Il Milan è nuovamente secondo e 'vede' l'Inter, cinque punti avanti in classifica in attesa del posticipo in casa della Fiorentina.
Contro il Torino c'è stato il solito successo di misura, un 3-2 merito anche della squadra allenata da Roberto D'Aversa coriacea come all'andata.
Pavlovic la sblocca, Simeone non ci sta
A San Siro si affrontano Milan e Torino, provenienti da risultati opposti: rossoneri reduci dal ko dell'Olimpico con la Lazio, granata protagonisti di un convincente 4-1 ai danni del Parma.

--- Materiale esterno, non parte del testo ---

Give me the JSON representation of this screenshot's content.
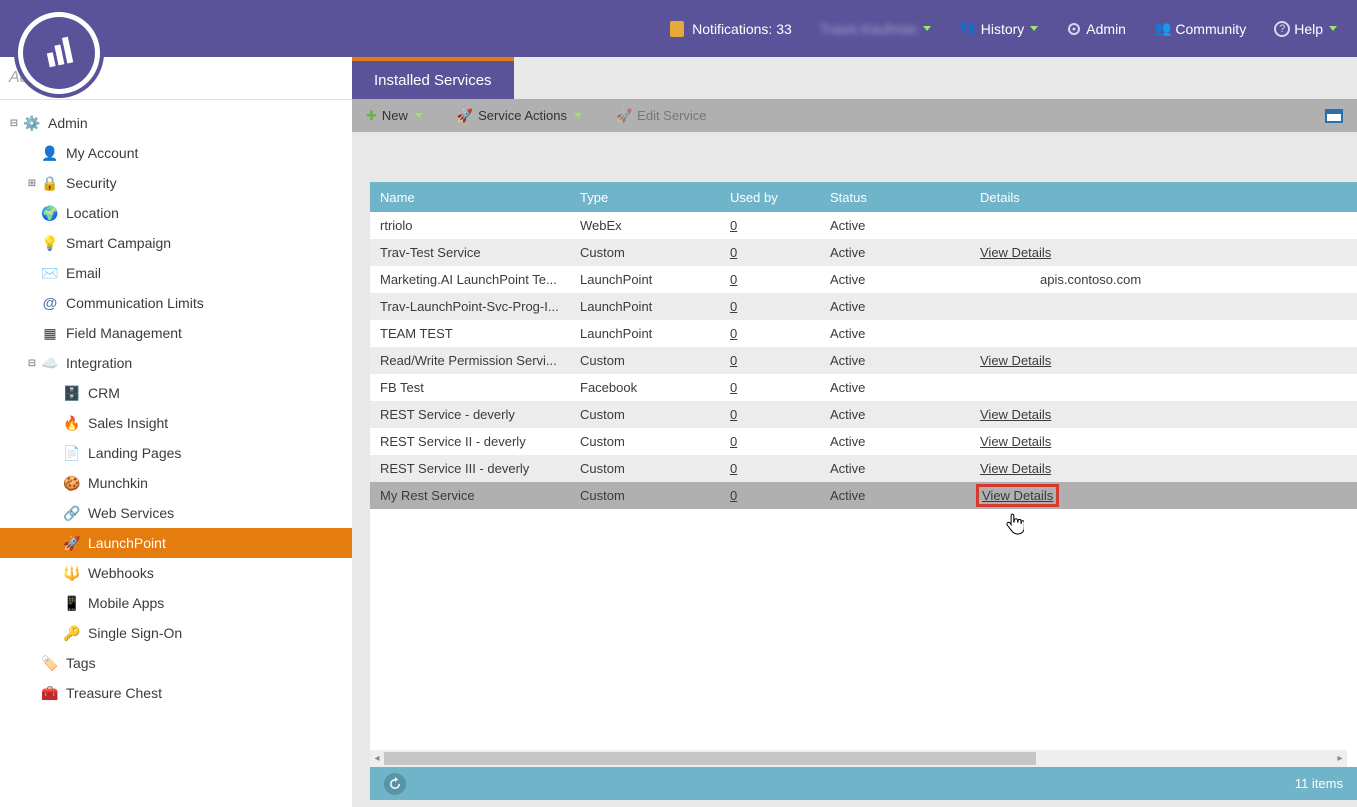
{
  "topnav": {
    "notifications_label": "Notifications: 33",
    "username": "Travis Kaufman",
    "history_label": "History",
    "admin_label": "Admin",
    "community_label": "Community",
    "help_label": "Help"
  },
  "search_placeholder": "Admin...",
  "tree": [
    {
      "level": 0,
      "expander": "minus",
      "icon": "gear",
      "label": "Admin"
    },
    {
      "level": 1,
      "expander": "none",
      "icon": "user",
      "label": "My Account"
    },
    {
      "level": 1,
      "expander": "plus",
      "icon": "lock",
      "label": "Security"
    },
    {
      "level": 1,
      "expander": "none",
      "icon": "globe",
      "label": "Location"
    },
    {
      "level": 1,
      "expander": "none",
      "icon": "bulb",
      "label": "Smart Campaign"
    },
    {
      "level": 1,
      "expander": "none",
      "icon": "mail",
      "label": "Email"
    },
    {
      "level": 1,
      "expander": "none",
      "icon": "at",
      "label": "Communication Limits"
    },
    {
      "level": 1,
      "expander": "none",
      "icon": "fields",
      "label": "Field Management"
    },
    {
      "level": 1,
      "expander": "minus",
      "icon": "cloud",
      "label": "Integration"
    },
    {
      "level": 2,
      "expander": "none",
      "icon": "db",
      "label": "CRM"
    },
    {
      "level": 2,
      "expander": "none",
      "icon": "fire",
      "label": "Sales Insight"
    },
    {
      "level": 2,
      "expander": "none",
      "icon": "page",
      "label": "Landing Pages"
    },
    {
      "level": 2,
      "expander": "none",
      "icon": "munchkin",
      "label": "Munchkin"
    },
    {
      "level": 2,
      "expander": "none",
      "icon": "web",
      "label": "Web Services"
    },
    {
      "level": 2,
      "expander": "none",
      "icon": "rocket",
      "label": "LaunchPoint",
      "selected": true
    },
    {
      "level": 2,
      "expander": "none",
      "icon": "hook",
      "label": "Webhooks"
    },
    {
      "level": 2,
      "expander": "none",
      "icon": "mobile",
      "label": "Mobile Apps"
    },
    {
      "level": 2,
      "expander": "none",
      "icon": "key",
      "label": "Single Sign-On"
    },
    {
      "level": 1,
      "expander": "none",
      "icon": "tag",
      "label": "Tags"
    },
    {
      "level": 1,
      "expander": "none",
      "icon": "chest",
      "label": "Treasure Chest"
    }
  ],
  "tab_title": "Installed Services",
  "toolbar": {
    "new_label": "New",
    "actions_label": "Service Actions",
    "edit_label": "Edit Service"
  },
  "grid": {
    "columns": [
      "Name",
      "Type",
      "Used by",
      "Status",
      "Details"
    ],
    "rows": [
      {
        "name": "rtriolo",
        "type": "WebEx",
        "used": "0",
        "status": "Active",
        "details": ""
      },
      {
        "name": "Trav-Test Service",
        "type": "Custom",
        "used": "0",
        "status": "Active",
        "details": "View Details"
      },
      {
        "name": "Marketing.AI LaunchPoint Te...",
        "type": "LaunchPoint",
        "used": "0",
        "status": "Active",
        "details": "apis.contoso.com"
      },
      {
        "name": "Trav-LaunchPoint-Svc-Prog-I...",
        "type": "LaunchPoint",
        "used": "0",
        "status": "Active",
        "details": ""
      },
      {
        "name": "TEAM TEST",
        "type": "LaunchPoint",
        "used": "0",
        "status": "Active",
        "details": ""
      },
      {
        "name": "Read/Write Permission Servi...",
        "type": "Custom",
        "used": "0",
        "status": "Active",
        "details": "View Details"
      },
      {
        "name": "FB Test",
        "type": "Facebook",
        "used": "0",
        "status": "Active",
        "details": ""
      },
      {
        "name": "REST Service - deverly",
        "type": "Custom",
        "used": "0",
        "status": "Active",
        "details": "View Details"
      },
      {
        "name": "REST Service II - deverly",
        "type": "Custom",
        "used": "0",
        "status": "Active",
        "details": "View Details"
      },
      {
        "name": "REST Service III - deverly",
        "type": "Custom",
        "used": "0",
        "status": "Active",
        "details": "View Details"
      },
      {
        "name": "My Rest Service",
        "type": "Custom",
        "used": "0",
        "status": "Active",
        "details": "View Details",
        "selected": true,
        "highlight": true
      }
    ]
  },
  "footer_count": "11 items"
}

E nei primi 45 minuti non si vede molta differenza tra le due compagini, divise da 27 punti in classifica: il Toro è in campo ordinato e per nulla intimorito, il Milan schiuma rabbia ma non riesce a imporsi come vorrebbe e - al contrario - subisce l'intraprendenza degli ospiti nelle fasi iniziali.

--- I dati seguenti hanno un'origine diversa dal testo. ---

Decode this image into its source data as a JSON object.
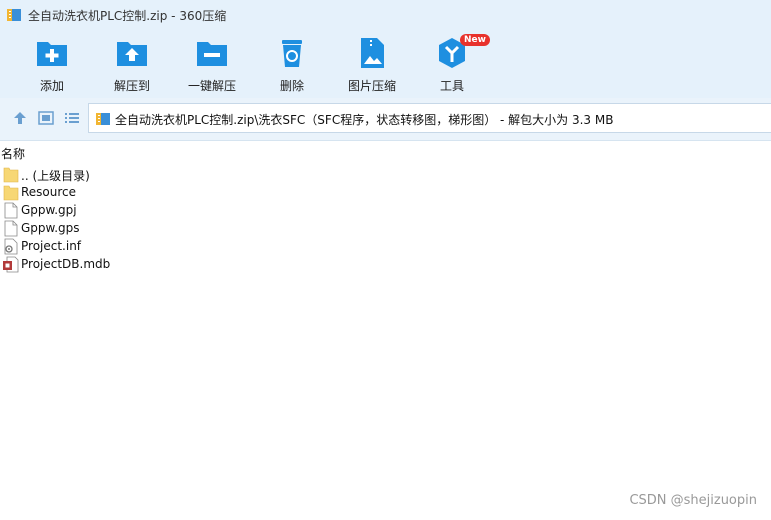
{
  "window": {
    "title": "全自动洗衣机PLC控制.zip - 360压缩"
  },
  "toolbar": {
    "buttons": [
      {
        "label": "添加",
        "icon": "add-folder-icon"
      },
      {
        "label": "解压到",
        "icon": "extract-folder-icon"
      },
      {
        "label": "一键解压",
        "icon": "one-click-extract-icon"
      },
      {
        "label": "删除",
        "icon": "delete-bin-icon"
      },
      {
        "label": "图片压缩",
        "icon": "image-compress-icon"
      },
      {
        "label": "工具",
        "icon": "tools-cube-icon",
        "badge": "New"
      }
    ]
  },
  "address": {
    "path": "全自动洗衣机PLC控制.zip\\洗衣SFC（SFC程序，状态转移图，梯形图） - 解包大小为 3.3 MB"
  },
  "list": {
    "column_name": "名称",
    "files": [
      {
        "name": ".. (上级目录)",
        "type": "folder"
      },
      {
        "name": "Resource",
        "type": "folder"
      },
      {
        "name": "Gppw.gpj",
        "type": "file"
      },
      {
        "name": "Gppw.gps",
        "type": "file"
      },
      {
        "name": "Project.inf",
        "type": "config"
      },
      {
        "name": "ProjectDB.mdb",
        "type": "database"
      }
    ]
  },
  "watermark": "CSDN @shejizuopin",
  "colors": {
    "accent": "#1e8fe0",
    "toolbar_bg": "#e5f1fb",
    "badge": "#e8322c",
    "folder": "#f7d774"
  }
}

A dare la scossa è Adrien Rabiot con un sinistro potente che però trova la risposta di Alberto Paleari, che però non può nulla su una conclusione simile dalla distanza di Strahinja Pavlovic, che bacia la traversa e poi si insacca.
Il Torino, sul finire di tempo, ha comunque il merito di non mollare e impatta in extremis con Giovanni Simeone, che ribadisce in rete dopo una conclusione di Nikola Vlasic su cui è intervenuto Mike Maignan, senza però trattenere il pallone.
Uno-due francese
Nella ripresa il Milan schiera Zachary Athekame per Fikayo Tomori e parte fortissimo: al 50esimo ci prova al volo Davide Bartesaghi il cui mancino deviato finisce fuori di poco, il preludio di due reti ravvicinate.

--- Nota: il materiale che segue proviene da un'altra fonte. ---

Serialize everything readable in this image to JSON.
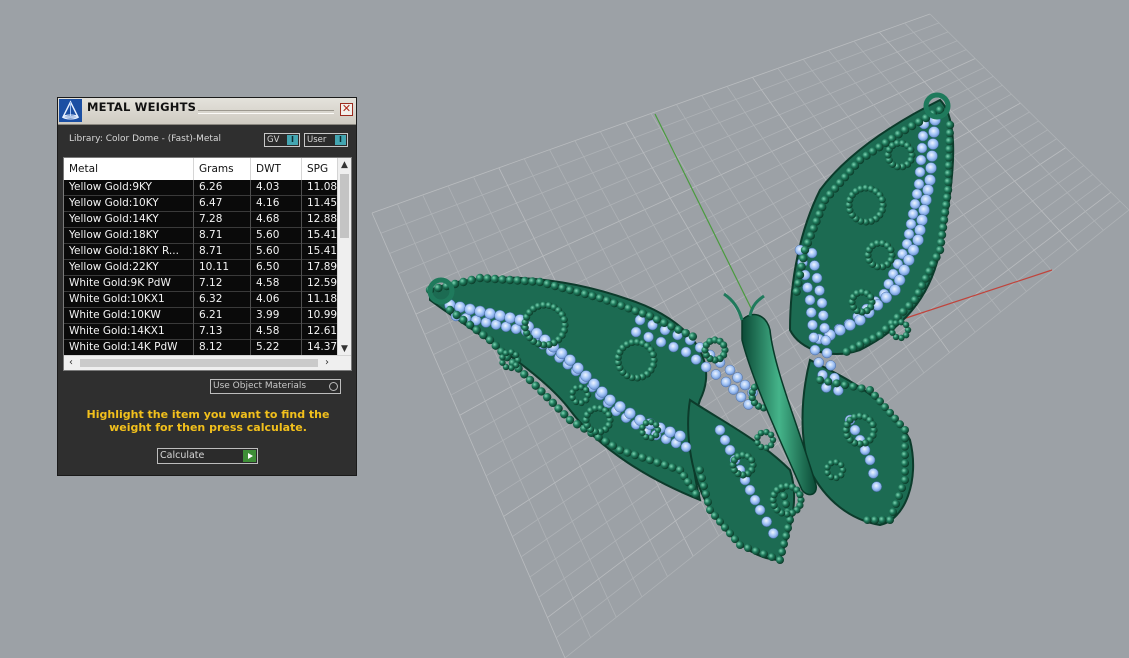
{
  "panel": {
    "title": "METAL WEIGHTS",
    "close_glyph": "✕",
    "library_label": "Library: Color Dome - (Fast)-Metal",
    "toggles": [
      {
        "label": "GV",
        "knob": "I"
      },
      {
        "label": "User",
        "knob": "I"
      }
    ],
    "table": {
      "columns": [
        "Metal",
        "Grams",
        "DWT",
        "SPG"
      ],
      "rows": [
        [
          "Yellow Gold:9KY",
          "6.26",
          "4.03",
          "11.08"
        ],
        [
          "Yellow Gold:10KY",
          "6.47",
          "4.16",
          "11.45"
        ],
        [
          "Yellow Gold:14KY",
          "7.28",
          "4.68",
          "12.88"
        ],
        [
          "Yellow Gold:18KY",
          "8.71",
          "5.60",
          "15.41"
        ],
        [
          "Yellow Gold:18KY R...",
          "8.71",
          "5.60",
          "15.41"
        ],
        [
          "Yellow Gold:22KY",
          "10.11",
          "6.50",
          "17.89"
        ],
        [
          "White Gold:9K PdW",
          "7.12",
          "4.58",
          "12.59"
        ],
        [
          "White Gold:10KX1",
          "6.32",
          "4.06",
          "11.18"
        ],
        [
          "White Gold:10KW",
          "6.21",
          "3.99",
          "10.99"
        ],
        [
          "White Gold:14KX1",
          "7.13",
          "4.58",
          "12.61"
        ],
        [
          "White Gold:14K PdW",
          "8.12",
          "5.22",
          "14.37"
        ]
      ]
    },
    "use_object_materials_label": "Use Object Materials",
    "hint": "Highlight the item you want to find the weight for then press calculate.",
    "calculate_label": "Calculate"
  },
  "icons": {
    "app": "rhino-gem-icon",
    "close": "close-icon",
    "scroll_up": "chevron-up-icon",
    "scroll_down": "chevron-down-icon",
    "scroll_left": "chevron-left-icon",
    "scroll_right": "chevron-right-icon",
    "calculate": "play-icon"
  },
  "colors": {
    "viewport_bg": "#9ca1a6",
    "model_green": "#1f7a5c",
    "gem_blue": "#8fb6f0",
    "hint_yellow": "#f2c01c",
    "axis_x": "#c0443c",
    "axis_y": "#4a9b3e"
  }
}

Tra il 54esimo e il 56esimo la squadra di Massimiliano Allegri segna due volte, con due francesi: Adrien Rabiot ribadisce in rete in maniera sporca su assist di Christian Pulisic dalla destra, Youssouf Fofana piazza la palla col piatto sfruttando la presenza in area di rigore e l'eccessiva libertà concessa.
Il Milan rallenta, il Toro si ritrova con due gol da recuperare dopo un ottimo primo tempo in cui ha concesso poco: i piemontesi non riescono a dimezzare il gap visto che Giovanni Simeone si fa respingere un promettente tentativo da Mike Maignan col piede, al 68esimo.

La gara, dopo gli ingressi - tra i tanti - dell'ex Samuele Ricci e del lungodegente Santiago Gimenez, si riapre quando Strahinja Pavlovic stende Giovanni Simeone con una lieve trattenuta: per arbitro e VAR è rigore e Nikola Vlasic fa 3-2.
Nel finale il Torino ci prova inserendo anche Sandro Kulenovic, ma il Milan si difende bene e rischia di trovare il quarto gol nel finale con una ripartenza finalizzata da Samuele Ricci, che però viene deviata in corner sul più bello.